After Tiger Woods’s first round 71 in the Buick Open on Thursday, my father-in-law was straight on the phone. “I see your man Woods is seven behind some guy called Watney,” he said.


“Okay,” I replied, “but let’s talk Sunday evening and see where he is then.”


Tiger has something of a reputation for never giving up, of course, and I suspected that first round washout, on a course begging to be taken advantage of, might prompt a few fireworks.


A seven-birdie, two-eagle 61 followed on Friday, and after yesterday’s 66, which saw him come home in 29 strokes, Tiger eventually wound up at 268, 20 under par.


Good for second place.


Standing in the way of Woods’s fifth trophy this year was Vijay Singh, who, with a four-round total of 264, became the first three-time winner of the Buick Open and the second to win it back-to-back. It was the Fijian’s fourth PGA Tour title of 2005, his 16th since turning 40, his 28th overall, and his 50th career win worldwide. But more important than these figures, perhaps, was that the win nipped re-emerging talk of Tiger taking over the game, as he did in 2000, very much in the bud.


Paired together on Saturday, Singh beat the world’s no. 1 by seven shots in a face-to-face showdown that might yet prove more significant than the outcome of this tournament.


Then, with Woods breathing down his neck on the back nine of the final round yesterday, Singh slotted calmly into autopilot, recording not a single bogey. It required someone with Singh’s composure to resist Tiger’s electrifying charge, and while composure may not be his middle name, it certainly is Singh’s 15th club.


After hearing the roar that followed Tiger’s birdie on the 17th, Singh addressed his 270-yard second to the 16th and middled it, the ball carrying pin high into a greenside bunker from which he got up and down without so much as a pensive tug on his little goatee. Two solid pars to finish saw him glide to a four-shot victory.

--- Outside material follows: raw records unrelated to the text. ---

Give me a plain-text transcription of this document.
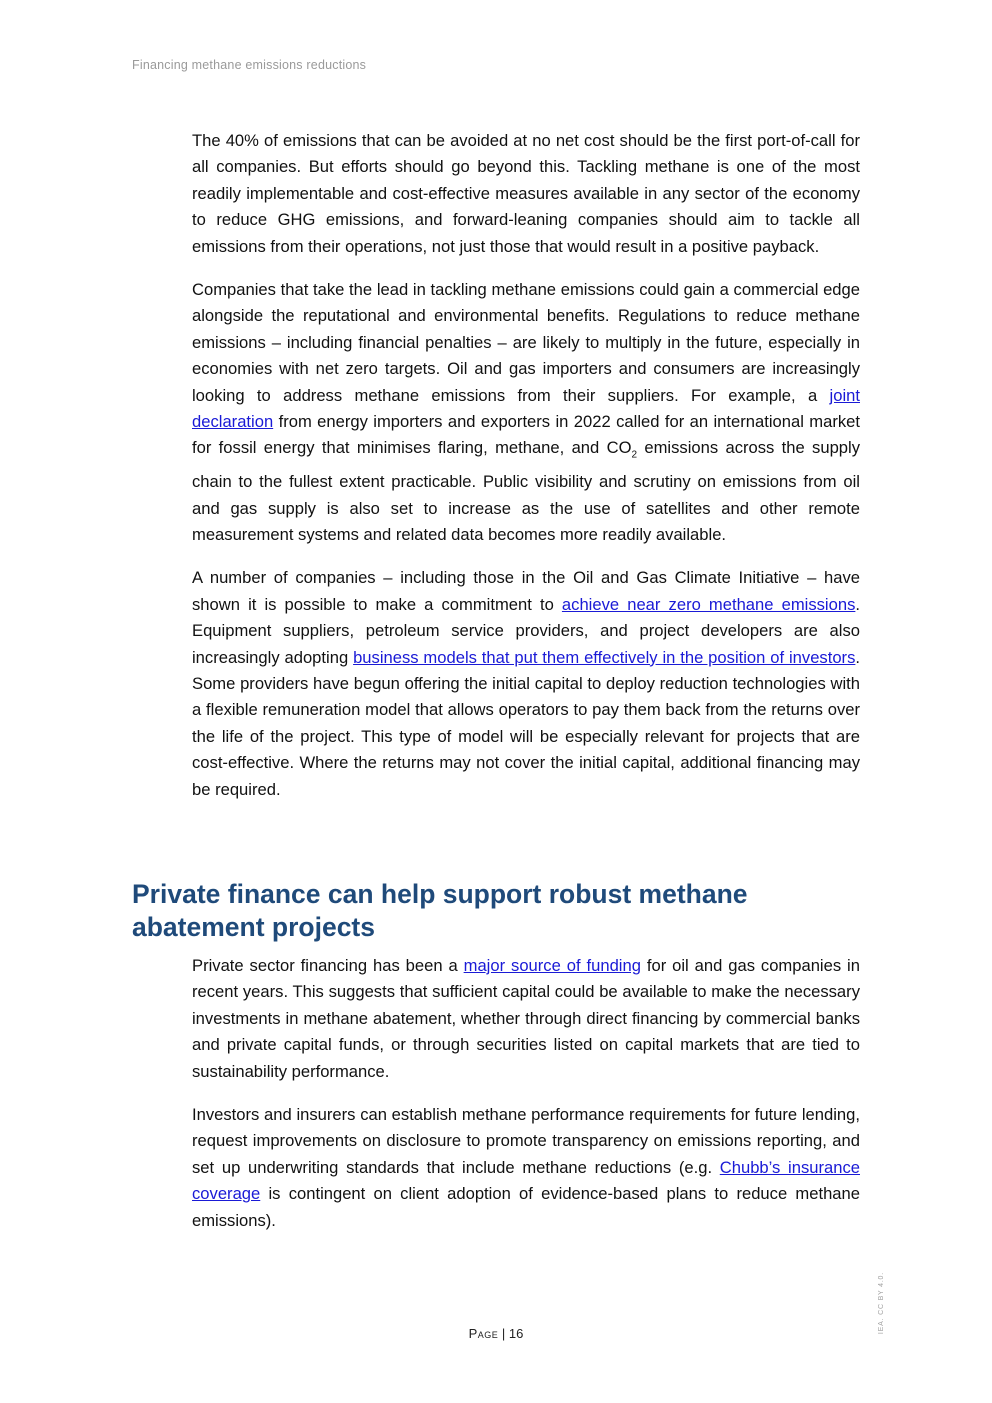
Financing methane emissions reductions

The 40% of emissions that can be avoided at no net cost should be the first port-of-call for all companies. But efforts should go beyond this. Tackling methane is one of the most readily implementable and cost-effective measures available in any sector of the economy to reduce GHG emissions, and forward-leaning companies should aim to tackle all emissions from their operations, not just those that would result in a positive payback.

Companies that take the lead in tackling methane emissions could gain a commercial edge alongside the reputational and environmental benefits. Regulations to reduce methane emissions – including financial penalties – are likely to multiply in the future, especially in economies with net zero targets. Oil and gas importers and consumers are increasingly looking to address methane emissions from their suppliers. For example, a joint declaration from energy importers and exporters in 2022 called for an international market for fossil energy that minimises flaring, methane, and $CO_2$ emissions across the supply chain to the fullest extent practicable. Public visibility and scrutiny on emissions from oil and gas supply is also set to increase as the use of satellites and other remote measurement systems and related data becomes more readily available.

A number of companies – including those in the Oil and Gas Climate Initiative – have shown it is possible to make a commitment to achieve near zero methane emissions. Equipment suppliers, petroleum service providers, and project developers are also increasingly adopting business models that put them effectively in the position of investors. Some providers have begun offering the initial capital to deploy reduction technologies with a flexible remuneration model that allows operators to pay them back from the returns over the life of the project. This type of model will be especially relevant for projects that are cost-effective. Where the returns may not cover the initial capital, additional financing may be required.

Private finance can help support robust methane abatement projects

Private sector financing has been a major source of funding for oil and gas companies in recent years. This suggests that sufficient capital could be available to make the necessary investments in methane abatement, whether through direct financing by commercial banks and private capital funds, or through securities listed on capital markets that are tied to sustainability performance.

Investors and insurers can establish methane performance requirements for future lending, request improvements on disclosure to promote transparency on emissions reporting, and set up underwriting standards that include methane reductions (e.g. Chubb’s insurance coverage is contingent on client adoption of evidence-based plans to reduce methane emissions).

Page | 16	IEA. CC BY 4.0.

Strangely, given his inconsistency with the flat stick this season, it was the quality of Singh’s putting – he ranked first with an average of 1.6 putts per Green in Regulation – that proved the clincher, as opposed to his driving accuracy. What the Singh/Woods one-two proved beyond any doubt, in fact, is that driving accuracy had little or no effect on the outcome of the tournament, and that it has become little more than an afterthought in the modern game.


Neither Woods nor Singh can hit the driver terribly straight, but that didn’t seem to matter at a venue clearly designed to ensure low scoring. Woods fought his old tendency of blocking the ball to the right at times, and found the short grass just 57.1% of the time. He still managed to find 72.2% of the greens, however. Singh, meanwhile, found fewer fairways (53.6%) but even more greens (83.3%).

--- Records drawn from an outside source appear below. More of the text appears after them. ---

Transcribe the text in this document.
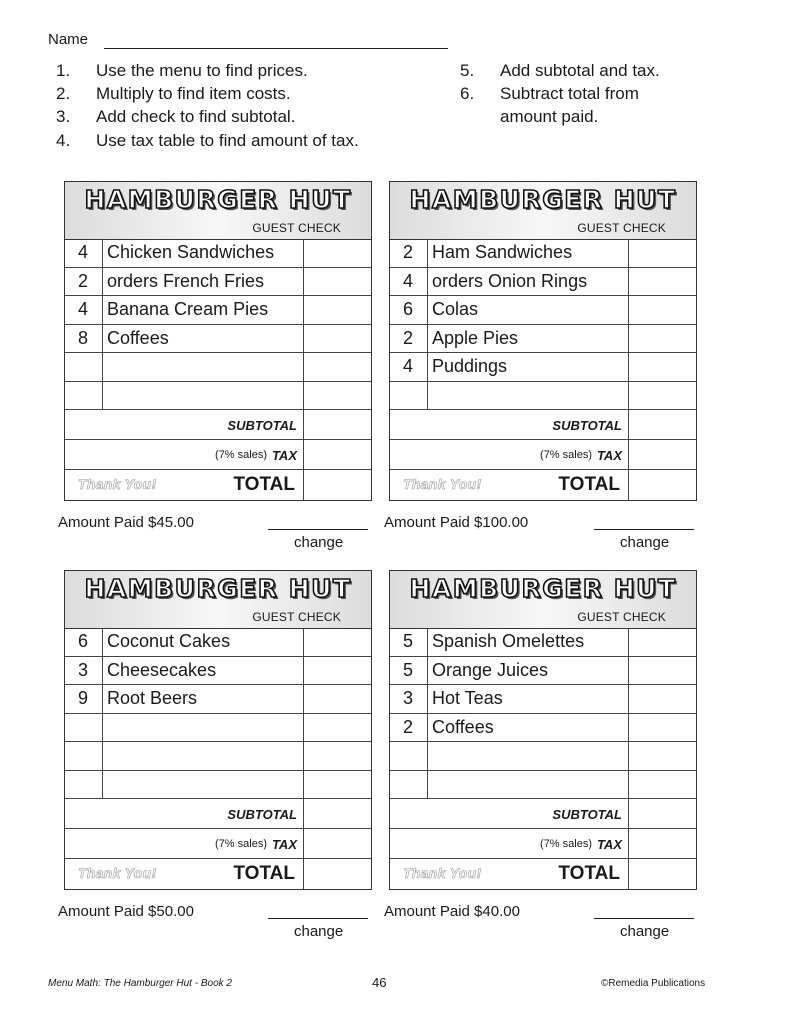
Name
1.	Use the menu to find prices.
2.	Multiply to find item costs.
3.	Add check to find subtotal.
4.	Use tax table to find amount of tax.
5.	Add subtotal and tax.
6.	Subtract total from
amount paid.
HAMBURGER HUT
GUEST CHECK
4	Chicken Sandwiches
2	orders French Fries
4	Banana Cream Pies
8	Coffees
SUBTOTAL
(7% sales) TAX
Thank You!	TOTAL
Amount Paid $45.00
change
HAMBURGER HUT
GUEST CHECK
2	Ham Sandwiches
4	orders Onion Rings
6	Colas
2	Apple Pies
4	Puddings
SUBTOTAL
(7% sales) TAX
Thank You!	TOTAL
Amount Paid $100.00
change
HAMBURGER HUT
GUEST CHECK
6	Coconut Cakes
3	Cheesecakes
9	Root Beers
SUBTOTAL
(7% sales) TAX
Thank You!	TOTAL
Amount Paid $50.00
change
HAMBURGER HUT
GUEST CHECK
5	Spanish Omelettes
5	Orange Juices
3	Hot Teas
2	Coffees
SUBTOTAL
(7% sales) TAX
Thank You!	TOTAL
Amount Paid $40.00
change
Menu Math: The Hamburger Hut - Book 2	46	©Remedia Publications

Only one of the top 11 finishers, in fact, placed among the week’s 15 straightest drivers and Sean O’Hair – who wound up in a tie for eighth place – finished 76th out of the 79 players who played all four rounds in driving accuracy.


These figures aren’t unusual. Woods, the leading money winner, hit the same percentage of fairways at Warwick Hills as he has all year, and his GIR stat was virtually identical, too. Singh averaged significantly fewer fairways during the week than he has all season, but still won.

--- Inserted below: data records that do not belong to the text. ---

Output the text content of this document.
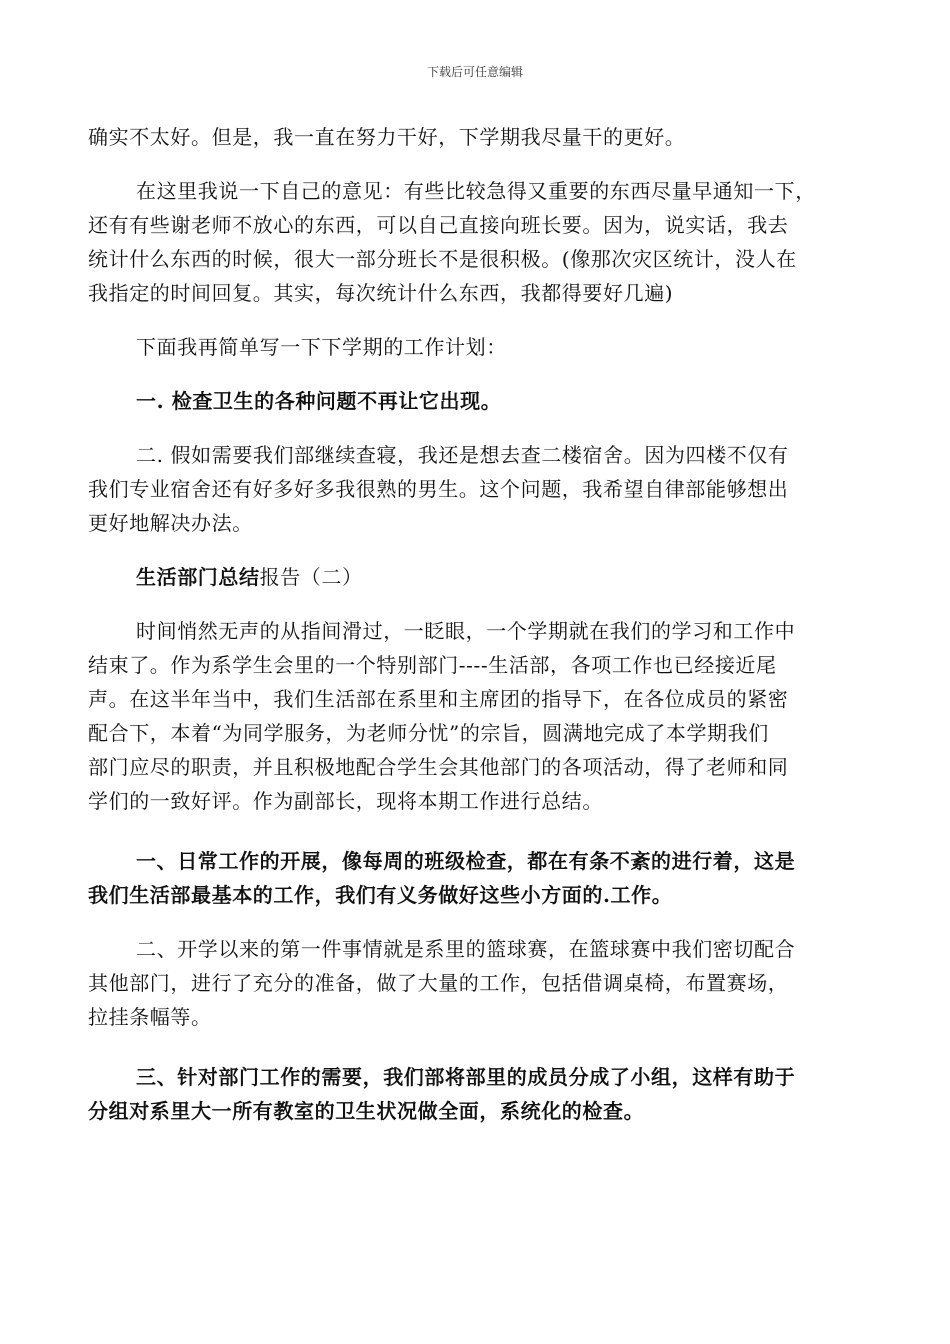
下载后可任意编辑

确实不太好。但是，我一直在努力干好，下学期我尽量干的更好。

在这里我说一下自己的意见：有些比较急得又重要的东西尽量早通知一下，
还有有些谢老师不放心的东西，可以自己直接向班长要。因为，说实话，我去
统计什么东西的时候，很大一部分班长不是很积极。(像那次灾区统计，没人在
我指定的时间回复。其实，每次统计什么东西，我都得要好几遍)

下面我再简单写一下下学期的工作计划：

一. 检查卫生的各种问题不再让它出现。

二. 假如需要我们部继续查寝，我还是想去查二楼宿舍。因为四楼不仅有
我们专业宿舍还有好多好多我很熟的男生。这个问题，我希望自律部能够想出
更好地解决办法。

生活部门总结报告（二）

时间悄然无声的从指间滑过，一眨眼，一个学期就在我们的学习和工作中
结束了。作为系学生会里的一个特别部门----生活部，各项工作也已经接近尾
声。在这半年当中，我们生活部在系里和主席团的指导下，在各位成员的紧密
配合下，本着“为同学服务，为老师分忧”的宗旨，圆满地完成了本学期我们
部门应尽的职责，并且积极地配合学生会其他部门的各项活动，得了老师和同
学们的一致好评。作为副部长，现将本期工作进行总结。

一、日常工作的开展，像每周的班级检查，都在有条不紊的进行着，这是
我们生活部最基本的工作，我们有义务做好这些小方面的.工作。

二、开学以来的第一件事情就是系里的篮球赛，在篮球赛中我们密切配合
其他部门，进行了充分的准备，做了大量的工作，包括借调桌椅，布置赛场，
拉挂条幅等。

三、针对部门工作的需要，我们部将部里的成员分成了小组，这样有助于
分组对系里大一所有教室的卫生状况做全面，系统化的检查。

You wouldn’t expect such inaccuracy off the tee to go unpunished at the PGA Championship, the year’s fourth and last major championship, in two weeks time. Baltusrol’s Lower Course will stretch to a mammoth 7,400 yards and play to a scrooge-like par of 70.And the tall grass – though not as punishing as typical USGA rough that has the field up in arms and bruising their wrists every year at the US Open – should be considerably less cordial than the sparse, 2-inch stuff the players breezed through at the Buick. Indeed, players at the PGA will need to consult their caddies or their course planner to identify the best line off the tee before simply standing up to the ball, teeing it high, and swinging out of their shoes.


With Ernie Els out of action for the rest of the year and Phil Mickelson and Retief Goosen not enjoying their best seasons, it is quite conceivable the PGA will turn into another Woods/Singh showdown at Baltusrol. Both will need to hit a few more fairways, though, and Singh must continue to work on his inconsistent putting. But both are scoring well and enjoy that all-important intimidation factor.


And after what transpired this weekend at Warwick Hills, Vijay Singh is one-up on Tiger Woods.